Model Configuration

Complete guide to AI model settings and optimization

This page explains the various AI model configuration parameters available in Sapientia. Each setting can be customized to optimize performance, creativity, and resource usage according to your needs.


Base Models

AI Model

AI Model is the primary language model used to generate responses. Sapientia supports models in GGUF format that can be run locally.

How It Works:

  • This model acts as the "brain" of your AI assistant
  • Processes questions and generates relevant answers
  • Larger models are generally more accurate in their responses

How to Use:

  1. Click the "Change Model" button to select a model file from your local storage
  2. Select a file with .gguf format
  3. The system will display model compatibility information
  4. Click "Apply" to apply the changes

Tips:

  • Choose a model that matches your computer's RAM/VRAM capacity
  • Smaller models are faster but may be less accurate
  • Larger models are more accurate but require more resources

Embedding Model

Embedding Model is a specialized model that converts text into vector representations for semantic search and RAG (Retrieval-Augmented Generation) capabilities.

How It Works:

  • Converts text into numerical vectors
  • Enables AI to understand context and meaning of text
  • Used to search for relevant information from the knowledge base

How to Use:

  1. Click the "Change Model" button in the Embedding Model section
  2. Select an embedding model file in .gguf format
  3. Ensure the model supports the appropriate embedding dimensions (default: 2048)
  4. Click "Apply" to apply the changes

Tips:

  • Embedding models are typically smaller than the main AI model
  • A good embedding model improves document search accuracy
  • Choose a model that supports the languages you use

Inference Parameters

Temperature

Temperature controls the level of creativity and randomness in AI responses.

Value Range: 0.00 - 1.00

How It Works:

  • Low Values (0.0 - 0.3): More consistent and predictable responses. Suitable for tasks requiring high accuracy such as code, mathematics, or facts.
  • Medium Values (0.4 - 0.7): Balance between creativity and consistency. Ideal for general conversations.
  • High Values (0.8 - 1.0): More creative and varied responses. Suitable for creative writing, brainstorming, or idea exploration.

Usage Examples:

  • Temperature 0.1: "Calculate 2+2" → Always "4"
  • Temperature 0.8: "Tell me about dogs" → Various creative stories

Top-P (Nucleus Sampling)

Top-P controls response diversity by limiting word choices based on cumulative probability.

Value Range: 0.00 - 1.00

How It Works:

  • The model selects from a set of words whose cumulative probability reaches the Top-P value
  • Low Values (0.1 - 0.5): More focused and on-topic responses. AI selects from the most probable words.
  • High Values (0.6 - 1.0): More exploratory and diverse responses. AI considers more word choices.

Recommendations:

  • Use 0.9 - 1.0 for general conversations
  • Use 0.5 - 0.7 for specific tasks
  • Use < 0.5 for highly deterministic output

Top-K

Top-K limits the number of word choices the AI considers at each generation step.

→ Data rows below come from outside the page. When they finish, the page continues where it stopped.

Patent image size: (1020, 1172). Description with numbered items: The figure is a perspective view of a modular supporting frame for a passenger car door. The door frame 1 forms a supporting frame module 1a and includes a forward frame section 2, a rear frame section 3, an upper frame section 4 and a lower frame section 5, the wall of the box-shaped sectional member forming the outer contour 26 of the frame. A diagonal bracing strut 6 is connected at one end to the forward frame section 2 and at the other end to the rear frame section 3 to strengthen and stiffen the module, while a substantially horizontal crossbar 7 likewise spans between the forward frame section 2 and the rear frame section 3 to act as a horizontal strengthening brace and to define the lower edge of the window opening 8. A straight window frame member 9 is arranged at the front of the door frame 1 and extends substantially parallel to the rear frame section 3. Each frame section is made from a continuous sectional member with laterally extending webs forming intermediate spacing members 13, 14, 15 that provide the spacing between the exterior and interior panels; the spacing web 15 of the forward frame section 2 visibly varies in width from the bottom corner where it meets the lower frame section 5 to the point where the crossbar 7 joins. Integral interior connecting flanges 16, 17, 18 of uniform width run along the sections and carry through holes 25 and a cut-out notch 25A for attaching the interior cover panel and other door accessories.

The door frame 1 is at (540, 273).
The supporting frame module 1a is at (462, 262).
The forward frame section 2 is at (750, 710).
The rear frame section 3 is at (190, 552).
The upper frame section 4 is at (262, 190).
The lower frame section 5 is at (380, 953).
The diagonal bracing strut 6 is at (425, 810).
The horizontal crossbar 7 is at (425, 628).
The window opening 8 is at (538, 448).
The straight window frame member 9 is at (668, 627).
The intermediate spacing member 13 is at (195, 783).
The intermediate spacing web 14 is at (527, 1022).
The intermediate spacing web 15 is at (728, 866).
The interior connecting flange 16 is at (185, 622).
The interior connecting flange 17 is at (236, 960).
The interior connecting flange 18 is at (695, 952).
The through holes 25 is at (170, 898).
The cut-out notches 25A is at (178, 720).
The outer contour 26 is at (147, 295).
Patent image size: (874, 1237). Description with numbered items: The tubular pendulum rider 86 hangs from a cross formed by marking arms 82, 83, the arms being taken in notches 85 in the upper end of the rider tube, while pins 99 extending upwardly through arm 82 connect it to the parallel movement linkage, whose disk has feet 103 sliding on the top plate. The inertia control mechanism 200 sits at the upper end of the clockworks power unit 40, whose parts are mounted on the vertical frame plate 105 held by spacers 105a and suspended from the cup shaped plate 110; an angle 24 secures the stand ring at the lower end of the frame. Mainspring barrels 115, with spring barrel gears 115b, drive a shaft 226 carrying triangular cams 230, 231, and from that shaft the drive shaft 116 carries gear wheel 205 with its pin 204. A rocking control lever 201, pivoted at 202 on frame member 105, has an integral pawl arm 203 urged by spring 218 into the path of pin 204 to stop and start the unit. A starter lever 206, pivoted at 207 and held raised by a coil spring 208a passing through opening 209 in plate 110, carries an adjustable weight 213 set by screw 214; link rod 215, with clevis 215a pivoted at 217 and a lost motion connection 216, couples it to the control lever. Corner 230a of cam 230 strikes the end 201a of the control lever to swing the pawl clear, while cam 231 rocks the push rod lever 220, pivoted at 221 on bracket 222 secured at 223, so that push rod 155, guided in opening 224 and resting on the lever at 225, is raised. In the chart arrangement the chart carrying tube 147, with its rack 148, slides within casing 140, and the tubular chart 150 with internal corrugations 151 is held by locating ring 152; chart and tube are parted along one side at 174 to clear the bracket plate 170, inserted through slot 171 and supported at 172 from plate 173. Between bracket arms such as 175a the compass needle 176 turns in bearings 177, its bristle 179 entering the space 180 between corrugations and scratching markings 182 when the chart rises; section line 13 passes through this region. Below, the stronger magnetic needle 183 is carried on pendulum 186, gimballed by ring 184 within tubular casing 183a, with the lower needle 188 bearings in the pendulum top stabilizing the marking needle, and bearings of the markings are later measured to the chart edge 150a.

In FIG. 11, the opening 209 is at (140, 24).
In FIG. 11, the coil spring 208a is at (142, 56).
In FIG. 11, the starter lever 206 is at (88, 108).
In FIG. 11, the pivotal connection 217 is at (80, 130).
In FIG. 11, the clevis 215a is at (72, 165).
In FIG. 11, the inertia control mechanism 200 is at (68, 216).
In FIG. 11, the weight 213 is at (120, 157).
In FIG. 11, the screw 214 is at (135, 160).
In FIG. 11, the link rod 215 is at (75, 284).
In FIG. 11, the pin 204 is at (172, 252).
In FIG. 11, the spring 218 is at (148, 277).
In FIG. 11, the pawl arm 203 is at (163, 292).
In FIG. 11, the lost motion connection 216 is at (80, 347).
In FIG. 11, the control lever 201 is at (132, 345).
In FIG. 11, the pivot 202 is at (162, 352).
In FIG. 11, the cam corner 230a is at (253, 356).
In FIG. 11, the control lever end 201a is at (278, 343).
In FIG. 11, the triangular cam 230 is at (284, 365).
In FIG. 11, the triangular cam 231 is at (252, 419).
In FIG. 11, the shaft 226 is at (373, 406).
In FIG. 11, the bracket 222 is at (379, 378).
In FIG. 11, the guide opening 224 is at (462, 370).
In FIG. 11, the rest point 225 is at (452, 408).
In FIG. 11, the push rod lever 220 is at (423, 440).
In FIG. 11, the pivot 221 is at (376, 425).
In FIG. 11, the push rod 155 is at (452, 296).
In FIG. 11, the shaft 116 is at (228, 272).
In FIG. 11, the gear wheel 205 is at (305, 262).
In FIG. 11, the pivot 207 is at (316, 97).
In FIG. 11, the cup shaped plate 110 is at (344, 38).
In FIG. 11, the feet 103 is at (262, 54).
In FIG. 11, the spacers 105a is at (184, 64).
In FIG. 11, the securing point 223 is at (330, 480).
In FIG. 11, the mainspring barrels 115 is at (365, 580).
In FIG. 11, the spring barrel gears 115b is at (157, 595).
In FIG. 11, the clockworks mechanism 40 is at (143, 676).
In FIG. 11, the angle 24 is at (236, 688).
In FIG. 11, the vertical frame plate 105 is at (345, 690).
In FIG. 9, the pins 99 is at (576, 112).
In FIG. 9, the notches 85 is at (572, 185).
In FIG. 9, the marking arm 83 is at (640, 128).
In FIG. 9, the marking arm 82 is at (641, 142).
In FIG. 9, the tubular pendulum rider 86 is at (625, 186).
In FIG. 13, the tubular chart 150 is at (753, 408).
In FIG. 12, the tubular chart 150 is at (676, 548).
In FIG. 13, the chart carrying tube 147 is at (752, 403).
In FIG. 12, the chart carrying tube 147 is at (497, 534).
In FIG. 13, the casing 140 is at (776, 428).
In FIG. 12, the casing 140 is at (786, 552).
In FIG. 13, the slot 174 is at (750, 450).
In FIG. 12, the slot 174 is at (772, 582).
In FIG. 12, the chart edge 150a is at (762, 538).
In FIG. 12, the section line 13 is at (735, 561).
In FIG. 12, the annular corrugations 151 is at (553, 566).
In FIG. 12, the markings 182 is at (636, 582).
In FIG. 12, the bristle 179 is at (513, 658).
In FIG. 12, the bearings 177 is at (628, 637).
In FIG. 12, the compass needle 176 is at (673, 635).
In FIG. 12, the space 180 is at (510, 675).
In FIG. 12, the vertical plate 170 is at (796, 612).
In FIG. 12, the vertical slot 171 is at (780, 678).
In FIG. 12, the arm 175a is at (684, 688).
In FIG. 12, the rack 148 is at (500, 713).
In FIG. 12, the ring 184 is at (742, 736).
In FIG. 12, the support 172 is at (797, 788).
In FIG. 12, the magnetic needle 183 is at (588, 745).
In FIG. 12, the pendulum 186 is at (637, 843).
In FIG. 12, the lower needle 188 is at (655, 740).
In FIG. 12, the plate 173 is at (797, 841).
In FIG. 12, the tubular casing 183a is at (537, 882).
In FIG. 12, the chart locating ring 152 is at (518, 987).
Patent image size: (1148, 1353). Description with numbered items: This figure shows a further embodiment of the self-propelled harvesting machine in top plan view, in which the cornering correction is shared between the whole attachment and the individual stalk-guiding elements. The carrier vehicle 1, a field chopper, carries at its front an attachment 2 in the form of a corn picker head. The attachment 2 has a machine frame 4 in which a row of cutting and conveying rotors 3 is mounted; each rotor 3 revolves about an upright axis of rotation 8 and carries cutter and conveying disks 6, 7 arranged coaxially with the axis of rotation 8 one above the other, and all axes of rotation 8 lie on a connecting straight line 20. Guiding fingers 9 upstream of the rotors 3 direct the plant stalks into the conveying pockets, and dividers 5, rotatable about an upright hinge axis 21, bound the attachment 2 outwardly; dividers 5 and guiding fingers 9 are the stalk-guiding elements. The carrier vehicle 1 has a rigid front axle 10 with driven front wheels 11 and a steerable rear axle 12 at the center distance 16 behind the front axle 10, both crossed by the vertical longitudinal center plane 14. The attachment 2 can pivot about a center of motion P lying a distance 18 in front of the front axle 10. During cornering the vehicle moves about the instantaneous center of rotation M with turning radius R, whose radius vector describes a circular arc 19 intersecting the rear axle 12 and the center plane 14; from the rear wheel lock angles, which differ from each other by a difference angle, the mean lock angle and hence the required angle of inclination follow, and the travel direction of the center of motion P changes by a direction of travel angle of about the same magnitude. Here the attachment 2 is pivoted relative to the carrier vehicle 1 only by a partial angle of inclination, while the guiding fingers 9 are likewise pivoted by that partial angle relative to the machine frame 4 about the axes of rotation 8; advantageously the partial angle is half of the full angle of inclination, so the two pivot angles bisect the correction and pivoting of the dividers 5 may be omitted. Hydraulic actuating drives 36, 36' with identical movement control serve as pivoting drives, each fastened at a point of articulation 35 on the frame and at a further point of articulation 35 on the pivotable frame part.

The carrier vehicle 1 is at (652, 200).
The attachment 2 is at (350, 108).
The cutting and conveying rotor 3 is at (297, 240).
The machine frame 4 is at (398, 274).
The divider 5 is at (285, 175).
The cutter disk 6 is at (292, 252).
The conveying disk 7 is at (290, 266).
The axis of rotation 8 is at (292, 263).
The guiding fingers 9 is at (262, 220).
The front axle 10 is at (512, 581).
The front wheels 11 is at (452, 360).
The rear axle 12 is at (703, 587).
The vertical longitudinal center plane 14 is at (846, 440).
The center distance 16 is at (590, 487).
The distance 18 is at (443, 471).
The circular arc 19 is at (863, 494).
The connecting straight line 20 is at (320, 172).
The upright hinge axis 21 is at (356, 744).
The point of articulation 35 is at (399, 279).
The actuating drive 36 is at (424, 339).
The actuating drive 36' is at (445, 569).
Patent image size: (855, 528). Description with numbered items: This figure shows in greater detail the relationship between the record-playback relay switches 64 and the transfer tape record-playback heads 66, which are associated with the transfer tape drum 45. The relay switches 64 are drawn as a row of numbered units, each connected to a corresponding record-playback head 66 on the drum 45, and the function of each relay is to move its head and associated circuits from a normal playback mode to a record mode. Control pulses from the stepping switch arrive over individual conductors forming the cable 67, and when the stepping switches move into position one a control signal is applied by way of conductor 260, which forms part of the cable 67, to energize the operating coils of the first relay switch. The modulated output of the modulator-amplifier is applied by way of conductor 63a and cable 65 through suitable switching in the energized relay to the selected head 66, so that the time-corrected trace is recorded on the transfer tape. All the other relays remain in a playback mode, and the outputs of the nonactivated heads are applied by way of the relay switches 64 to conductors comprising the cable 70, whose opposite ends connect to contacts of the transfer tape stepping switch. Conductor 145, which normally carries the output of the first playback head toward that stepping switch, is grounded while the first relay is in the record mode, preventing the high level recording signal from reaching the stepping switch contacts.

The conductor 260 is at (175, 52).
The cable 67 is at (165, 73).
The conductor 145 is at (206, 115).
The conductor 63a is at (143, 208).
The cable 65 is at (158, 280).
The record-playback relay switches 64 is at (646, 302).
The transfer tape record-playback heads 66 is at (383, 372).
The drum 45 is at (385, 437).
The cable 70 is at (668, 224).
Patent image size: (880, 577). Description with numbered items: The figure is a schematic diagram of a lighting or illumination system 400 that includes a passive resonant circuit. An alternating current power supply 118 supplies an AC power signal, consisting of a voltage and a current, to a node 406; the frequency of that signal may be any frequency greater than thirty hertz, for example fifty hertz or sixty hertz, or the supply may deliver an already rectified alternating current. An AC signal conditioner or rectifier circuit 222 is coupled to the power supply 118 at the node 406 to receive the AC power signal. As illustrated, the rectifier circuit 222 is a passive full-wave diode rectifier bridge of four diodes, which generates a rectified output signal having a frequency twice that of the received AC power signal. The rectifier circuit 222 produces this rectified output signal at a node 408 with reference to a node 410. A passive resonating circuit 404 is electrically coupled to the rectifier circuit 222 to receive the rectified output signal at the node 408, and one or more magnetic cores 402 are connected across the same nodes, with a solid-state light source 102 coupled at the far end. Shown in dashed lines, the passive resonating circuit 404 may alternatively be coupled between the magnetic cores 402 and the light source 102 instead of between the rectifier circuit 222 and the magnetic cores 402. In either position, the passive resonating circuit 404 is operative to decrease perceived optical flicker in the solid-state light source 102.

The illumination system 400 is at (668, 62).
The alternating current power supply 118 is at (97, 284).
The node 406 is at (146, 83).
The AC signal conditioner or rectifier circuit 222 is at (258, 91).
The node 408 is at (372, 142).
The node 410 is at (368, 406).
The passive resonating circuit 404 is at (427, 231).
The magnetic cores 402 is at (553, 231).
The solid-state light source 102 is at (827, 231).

Value Range: 0 - unlimited (practical: 10-100)

How It Works:

  • The model only considers K words with the highest probability
  • Value 0: No limit (all words may be considered)
  • Low Values (10-30): Very safe and predictable responses
  • Medium Values (40-60): Balance between variation and consistency
  • High Values (70-100): More vocabulary variation

Difference from Top-P:

  • Top-K: Fixed number of words limit
  • Top-P: Limit based on cumulative probability (more dynamic)

Min-P

Min-P filters out low-quality word choices based on a minimum probability threshold.

Value Range: 0.00 - 1.00

How It Works:

  • Removes words with probability below the threshold
  • Low Values (0.0 - 0.3): Strict quality control, only high-probability words
  • Medium Values (0.4 - 0.6): Balance between quality and variation
  • High Values (0.7 - 1.0): More permissive, allows more variation

Benefits:

  • Prevents AI from choosing nonsensical words
  • Improves response coherence
  • Reduces irrelevant output

Seed

Seed is a value that controls the reproducibility of AI output.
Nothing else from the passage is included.